A patient takes a statin, which inhibits HMG-CoA reductase. Serum LDL cholesterol falls significantly. What is the primary mechanism by which statins lower blood LDL levels?
AStatins directly block LDL particles from binding their receptors in the bloodstream
BInhibiting HMG-CoA reductase lowers intracellular cholesterol, activating SREBP, which upregulates LDL receptor expression, pulling more LDL from the blood
CStatins stimulate bile acid synthesis, converting more cholesterol to bile acids that are then excreted
DStatins block ACAT, preventing cholesterol esterification and forcing cells to export excess cholesterol as LDL
The mechanism is indirect and counterintuitive: statins inhibit synthesis, which lowers intracellular cholesterol, which activates the SCAP-SREBP pathway, which upregulates both HMG-CoA reductase and LDL receptor expression. The LDL receptor upregulation is the key effect — more receptors on cell surfaces capture more LDL from the blood. Statins lower serum LDL not by blocking it directly, but by making cells more hungry for it through the feedback regulatory system.

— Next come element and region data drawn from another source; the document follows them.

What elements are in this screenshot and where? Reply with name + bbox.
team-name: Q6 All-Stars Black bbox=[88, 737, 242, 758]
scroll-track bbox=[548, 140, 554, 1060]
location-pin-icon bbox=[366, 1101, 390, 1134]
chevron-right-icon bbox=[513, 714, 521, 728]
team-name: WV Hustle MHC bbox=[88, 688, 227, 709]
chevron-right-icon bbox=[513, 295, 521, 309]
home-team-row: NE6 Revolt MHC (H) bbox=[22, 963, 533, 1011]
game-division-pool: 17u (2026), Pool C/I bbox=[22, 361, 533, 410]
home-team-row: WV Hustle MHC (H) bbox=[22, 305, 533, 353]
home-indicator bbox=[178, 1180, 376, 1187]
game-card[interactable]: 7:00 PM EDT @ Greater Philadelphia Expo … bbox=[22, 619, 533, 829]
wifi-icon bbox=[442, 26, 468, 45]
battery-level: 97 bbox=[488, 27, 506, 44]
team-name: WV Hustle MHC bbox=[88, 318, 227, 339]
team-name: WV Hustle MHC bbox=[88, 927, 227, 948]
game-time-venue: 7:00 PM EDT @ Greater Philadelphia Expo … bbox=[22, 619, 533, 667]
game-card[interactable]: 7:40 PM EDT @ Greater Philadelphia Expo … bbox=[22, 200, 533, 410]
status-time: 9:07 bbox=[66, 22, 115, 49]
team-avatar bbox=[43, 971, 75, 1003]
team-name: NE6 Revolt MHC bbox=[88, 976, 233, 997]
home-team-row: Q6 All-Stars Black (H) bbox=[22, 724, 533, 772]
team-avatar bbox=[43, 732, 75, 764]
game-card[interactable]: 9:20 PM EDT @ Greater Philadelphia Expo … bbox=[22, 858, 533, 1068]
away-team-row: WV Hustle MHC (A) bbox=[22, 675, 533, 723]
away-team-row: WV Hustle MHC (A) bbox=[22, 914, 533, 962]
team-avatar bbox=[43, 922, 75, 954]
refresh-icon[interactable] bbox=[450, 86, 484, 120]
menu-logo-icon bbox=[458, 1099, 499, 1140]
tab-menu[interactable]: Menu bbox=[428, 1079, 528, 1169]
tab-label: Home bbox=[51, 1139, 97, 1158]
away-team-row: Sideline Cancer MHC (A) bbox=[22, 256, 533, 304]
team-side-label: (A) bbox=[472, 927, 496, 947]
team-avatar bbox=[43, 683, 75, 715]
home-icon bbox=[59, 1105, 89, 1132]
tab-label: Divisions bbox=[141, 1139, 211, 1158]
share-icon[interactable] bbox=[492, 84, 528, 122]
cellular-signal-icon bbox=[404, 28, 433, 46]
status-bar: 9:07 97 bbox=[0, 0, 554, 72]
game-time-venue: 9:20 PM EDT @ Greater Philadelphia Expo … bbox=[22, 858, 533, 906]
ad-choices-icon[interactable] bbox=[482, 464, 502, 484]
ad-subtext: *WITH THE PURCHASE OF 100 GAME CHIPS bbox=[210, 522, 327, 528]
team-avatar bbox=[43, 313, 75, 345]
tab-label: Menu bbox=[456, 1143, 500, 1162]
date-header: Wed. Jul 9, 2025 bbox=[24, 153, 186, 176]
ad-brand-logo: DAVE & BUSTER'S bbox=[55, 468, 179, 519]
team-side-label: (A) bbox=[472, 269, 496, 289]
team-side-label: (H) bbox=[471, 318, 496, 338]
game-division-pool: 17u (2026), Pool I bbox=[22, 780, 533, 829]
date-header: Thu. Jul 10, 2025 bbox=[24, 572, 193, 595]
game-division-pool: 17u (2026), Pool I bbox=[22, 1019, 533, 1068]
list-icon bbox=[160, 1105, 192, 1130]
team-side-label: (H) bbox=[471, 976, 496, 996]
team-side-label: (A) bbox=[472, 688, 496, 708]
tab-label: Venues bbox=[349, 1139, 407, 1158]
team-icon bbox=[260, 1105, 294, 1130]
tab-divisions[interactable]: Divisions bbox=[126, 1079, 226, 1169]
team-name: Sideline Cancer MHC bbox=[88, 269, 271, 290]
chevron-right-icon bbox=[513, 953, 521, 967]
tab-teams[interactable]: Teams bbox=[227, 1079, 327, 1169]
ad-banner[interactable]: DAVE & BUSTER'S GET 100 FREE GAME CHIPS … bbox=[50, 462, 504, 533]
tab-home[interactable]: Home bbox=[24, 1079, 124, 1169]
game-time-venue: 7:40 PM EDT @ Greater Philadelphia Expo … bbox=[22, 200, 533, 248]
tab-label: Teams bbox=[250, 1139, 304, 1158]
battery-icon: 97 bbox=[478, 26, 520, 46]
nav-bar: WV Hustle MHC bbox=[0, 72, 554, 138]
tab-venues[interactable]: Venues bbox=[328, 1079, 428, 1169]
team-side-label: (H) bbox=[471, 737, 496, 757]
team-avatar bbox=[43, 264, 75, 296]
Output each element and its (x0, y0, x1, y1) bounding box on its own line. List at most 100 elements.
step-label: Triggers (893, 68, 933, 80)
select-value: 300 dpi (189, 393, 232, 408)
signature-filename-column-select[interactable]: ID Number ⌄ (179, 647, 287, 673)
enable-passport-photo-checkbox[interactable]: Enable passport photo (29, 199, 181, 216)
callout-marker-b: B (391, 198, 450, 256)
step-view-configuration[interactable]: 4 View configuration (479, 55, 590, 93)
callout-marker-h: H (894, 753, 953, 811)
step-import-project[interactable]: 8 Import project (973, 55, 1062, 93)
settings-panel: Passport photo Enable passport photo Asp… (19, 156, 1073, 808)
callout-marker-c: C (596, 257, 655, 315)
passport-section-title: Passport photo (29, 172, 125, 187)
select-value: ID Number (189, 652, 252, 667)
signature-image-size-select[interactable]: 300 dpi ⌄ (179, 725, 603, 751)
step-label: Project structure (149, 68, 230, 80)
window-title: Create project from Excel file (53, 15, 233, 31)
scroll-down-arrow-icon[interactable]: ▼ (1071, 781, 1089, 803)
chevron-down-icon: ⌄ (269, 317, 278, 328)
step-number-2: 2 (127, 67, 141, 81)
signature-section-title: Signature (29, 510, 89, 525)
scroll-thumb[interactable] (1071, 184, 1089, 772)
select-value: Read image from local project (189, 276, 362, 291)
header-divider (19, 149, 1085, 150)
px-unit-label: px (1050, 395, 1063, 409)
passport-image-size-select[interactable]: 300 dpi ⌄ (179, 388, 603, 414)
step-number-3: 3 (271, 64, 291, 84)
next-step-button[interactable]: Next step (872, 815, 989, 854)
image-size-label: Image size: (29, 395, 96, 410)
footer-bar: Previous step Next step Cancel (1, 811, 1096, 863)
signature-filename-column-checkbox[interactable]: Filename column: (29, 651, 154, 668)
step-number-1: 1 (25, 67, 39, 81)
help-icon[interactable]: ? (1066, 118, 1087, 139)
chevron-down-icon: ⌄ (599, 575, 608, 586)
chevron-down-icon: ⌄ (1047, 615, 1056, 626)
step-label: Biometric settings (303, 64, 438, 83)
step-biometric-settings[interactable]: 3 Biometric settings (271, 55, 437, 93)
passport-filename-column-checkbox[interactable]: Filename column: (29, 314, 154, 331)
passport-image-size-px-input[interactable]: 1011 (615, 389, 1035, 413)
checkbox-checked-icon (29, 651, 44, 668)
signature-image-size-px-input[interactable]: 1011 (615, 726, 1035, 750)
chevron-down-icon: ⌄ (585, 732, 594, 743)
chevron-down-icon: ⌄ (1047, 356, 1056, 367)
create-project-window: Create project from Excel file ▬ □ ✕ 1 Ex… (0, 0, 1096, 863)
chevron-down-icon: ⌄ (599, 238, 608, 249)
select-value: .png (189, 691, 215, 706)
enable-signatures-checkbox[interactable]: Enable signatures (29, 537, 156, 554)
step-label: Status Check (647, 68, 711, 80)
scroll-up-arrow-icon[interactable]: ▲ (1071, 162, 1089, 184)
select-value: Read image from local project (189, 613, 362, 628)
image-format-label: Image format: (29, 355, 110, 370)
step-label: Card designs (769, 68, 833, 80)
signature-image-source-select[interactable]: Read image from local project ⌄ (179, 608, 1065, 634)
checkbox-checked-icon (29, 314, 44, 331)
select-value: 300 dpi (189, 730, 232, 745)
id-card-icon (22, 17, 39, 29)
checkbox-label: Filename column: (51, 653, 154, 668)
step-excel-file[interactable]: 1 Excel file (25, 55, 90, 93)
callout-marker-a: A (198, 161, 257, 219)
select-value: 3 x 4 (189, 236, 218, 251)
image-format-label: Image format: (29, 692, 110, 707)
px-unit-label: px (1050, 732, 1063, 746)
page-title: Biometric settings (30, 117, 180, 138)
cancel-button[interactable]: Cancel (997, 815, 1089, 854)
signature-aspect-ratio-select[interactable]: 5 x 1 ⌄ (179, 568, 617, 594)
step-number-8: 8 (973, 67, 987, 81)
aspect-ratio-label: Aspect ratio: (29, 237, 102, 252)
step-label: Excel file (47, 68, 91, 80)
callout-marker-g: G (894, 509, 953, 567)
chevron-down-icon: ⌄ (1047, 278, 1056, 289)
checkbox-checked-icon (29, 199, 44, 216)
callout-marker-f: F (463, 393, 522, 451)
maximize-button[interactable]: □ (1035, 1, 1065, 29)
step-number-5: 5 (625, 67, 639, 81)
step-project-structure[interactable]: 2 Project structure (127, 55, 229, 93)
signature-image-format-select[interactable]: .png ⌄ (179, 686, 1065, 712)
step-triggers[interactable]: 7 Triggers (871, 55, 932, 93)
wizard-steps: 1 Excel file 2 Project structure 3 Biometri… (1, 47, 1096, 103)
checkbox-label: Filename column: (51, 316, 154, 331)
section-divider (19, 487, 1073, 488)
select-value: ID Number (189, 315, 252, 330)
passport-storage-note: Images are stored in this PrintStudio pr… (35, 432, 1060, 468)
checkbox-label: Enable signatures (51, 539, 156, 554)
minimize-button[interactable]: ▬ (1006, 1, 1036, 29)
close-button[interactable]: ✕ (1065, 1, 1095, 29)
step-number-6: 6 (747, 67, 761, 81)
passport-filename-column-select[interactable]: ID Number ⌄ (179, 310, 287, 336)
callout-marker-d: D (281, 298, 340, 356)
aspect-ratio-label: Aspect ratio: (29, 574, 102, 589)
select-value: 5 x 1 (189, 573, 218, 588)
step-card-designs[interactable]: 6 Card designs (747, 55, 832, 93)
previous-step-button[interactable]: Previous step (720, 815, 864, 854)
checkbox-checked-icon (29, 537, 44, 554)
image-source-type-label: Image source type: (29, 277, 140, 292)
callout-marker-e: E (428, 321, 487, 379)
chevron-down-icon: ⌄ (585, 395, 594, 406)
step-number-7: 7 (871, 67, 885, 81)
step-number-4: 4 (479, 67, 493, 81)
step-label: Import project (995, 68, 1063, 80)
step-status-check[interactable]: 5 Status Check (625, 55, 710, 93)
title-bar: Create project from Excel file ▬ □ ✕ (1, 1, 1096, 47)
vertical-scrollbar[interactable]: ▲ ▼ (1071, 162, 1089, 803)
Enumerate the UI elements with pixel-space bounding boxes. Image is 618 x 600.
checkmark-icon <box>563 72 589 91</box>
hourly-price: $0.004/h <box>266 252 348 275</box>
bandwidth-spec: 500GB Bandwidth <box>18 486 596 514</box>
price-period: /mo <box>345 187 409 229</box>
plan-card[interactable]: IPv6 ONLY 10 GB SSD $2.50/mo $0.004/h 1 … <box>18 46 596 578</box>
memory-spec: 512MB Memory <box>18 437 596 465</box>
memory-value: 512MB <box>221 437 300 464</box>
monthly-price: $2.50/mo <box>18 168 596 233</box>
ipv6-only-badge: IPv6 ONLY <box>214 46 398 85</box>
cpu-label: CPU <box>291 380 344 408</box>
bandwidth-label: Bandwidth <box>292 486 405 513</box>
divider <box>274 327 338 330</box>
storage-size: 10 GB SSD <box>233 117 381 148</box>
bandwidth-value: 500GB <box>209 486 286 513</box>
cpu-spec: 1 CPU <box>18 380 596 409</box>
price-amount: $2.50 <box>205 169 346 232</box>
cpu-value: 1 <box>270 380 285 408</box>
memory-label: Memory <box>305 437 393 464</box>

Question 2 Multiple Choice
Under normal cellular conditions, SCAP is bound to Insig in the ER and the SREBP pathway is inactive. What change triggers SREBP activation and movement to the Golgi?
AHigh intracellular cholesterol causes SCAP to release Insig and escort SREBP to the Golgi
BLow intracellular cholesterol causes SCAP to release Insig, allowing the SCAP-SREBP complex to travel to the Golgi
CSREBP is cleaved directly in the ER by Site-1 protease when cholesterol falls below a threshold
DLDL receptor activation signals back to the nucleus to release SREBP from its precursor form
The system is a negative feedback loop: low cholesterol releases the brake. When cholesterol in the ER membrane drops, cholesterol dissociates from SCAP's sterol-sensing domain, SCAP releases Insig, and the SCAP-SREBP complex travels to the Golgi. There, Site-1 and Site-2 proteases cleave SREBP, releasing its active transcription factor fragment. High cholesterol does the opposite — it locks SCAP-SREBP in the ER by promoting the SCAP-Insig interaction.
Question 3 True / False
When intracellular cholesterol is low, SREBP activation upregulates both HMG-CoA reductase (increasing synthesis) and LDL receptor expression (increasing uptake).
TTrue
FFalse
Answer: True
SREBP is a transcription factor that drives expression of multiple genes in the cholesterol homeostasis network, including HMG-CoA reductase (the rate-limiting synthesis enzyme) and the LDL receptor (which imports cholesterol from the blood). This dual upregulation makes the response to low cholesterol more powerful: the cell simultaneously increases its own production and its ability to scavenge cholesterol from circulation.
Question 4 True / False
Statins lower blood cholesterol primarily by blocking intestinal absorption of dietary cholesterol.
TTrue
FFalse
Answer: False
Statins inhibit HMG-CoA reductase, the rate-limiting enzyme in the mevalonate pathway of cholesterol *synthesis* — not absorption. Drugs that block intestinal absorption (such as ezetimibe) work by a different mechanism. Statins reduce intracellular cholesterol in liver cells, which activates SREBP, which upregulates LDL receptors, which then clear LDL from the blood. The serum LDL reduction comes primarily from increased receptor-mediated uptake, not from blocking absorption.
Question 5 Short Answer
Explain how the SCAP-SREBP-Insig system functions as a feedback sensor for cholesterol homeostasis.
Think about your answer, then reveal below.
Model answer: SCAP has a sterol-sensing domain that directly binds cholesterol. When cholesterol is abundant, cholesterol-bound SCAP is retained in the ER by interaction with Insig, keeping SREBP inactive. When cholesterol is scarce, SCAP releases Insig, escorts SREBP to the Golgi, where proteases cleave it and release its active transcription factor fragment. This fragment enters the nucleus and upregulates cholesterol synthesis and LDL receptor genes. High cholesterol thus suppresses the pathway that makes more cholesterol — a classic negative feedback loop.
The elegance of this system is that cholesterol itself is the signal: it acts directly on SCAP's sterol-sensing domain, with no intermediary second messengers needed. This allows the cell to respond immediately to changes in membrane cholesterol levels. The system is also graded — partial cholesterol depletion produces partial SREBP activation — allowing fine-tuned homeostatic control rather than an all-or-nothing switch.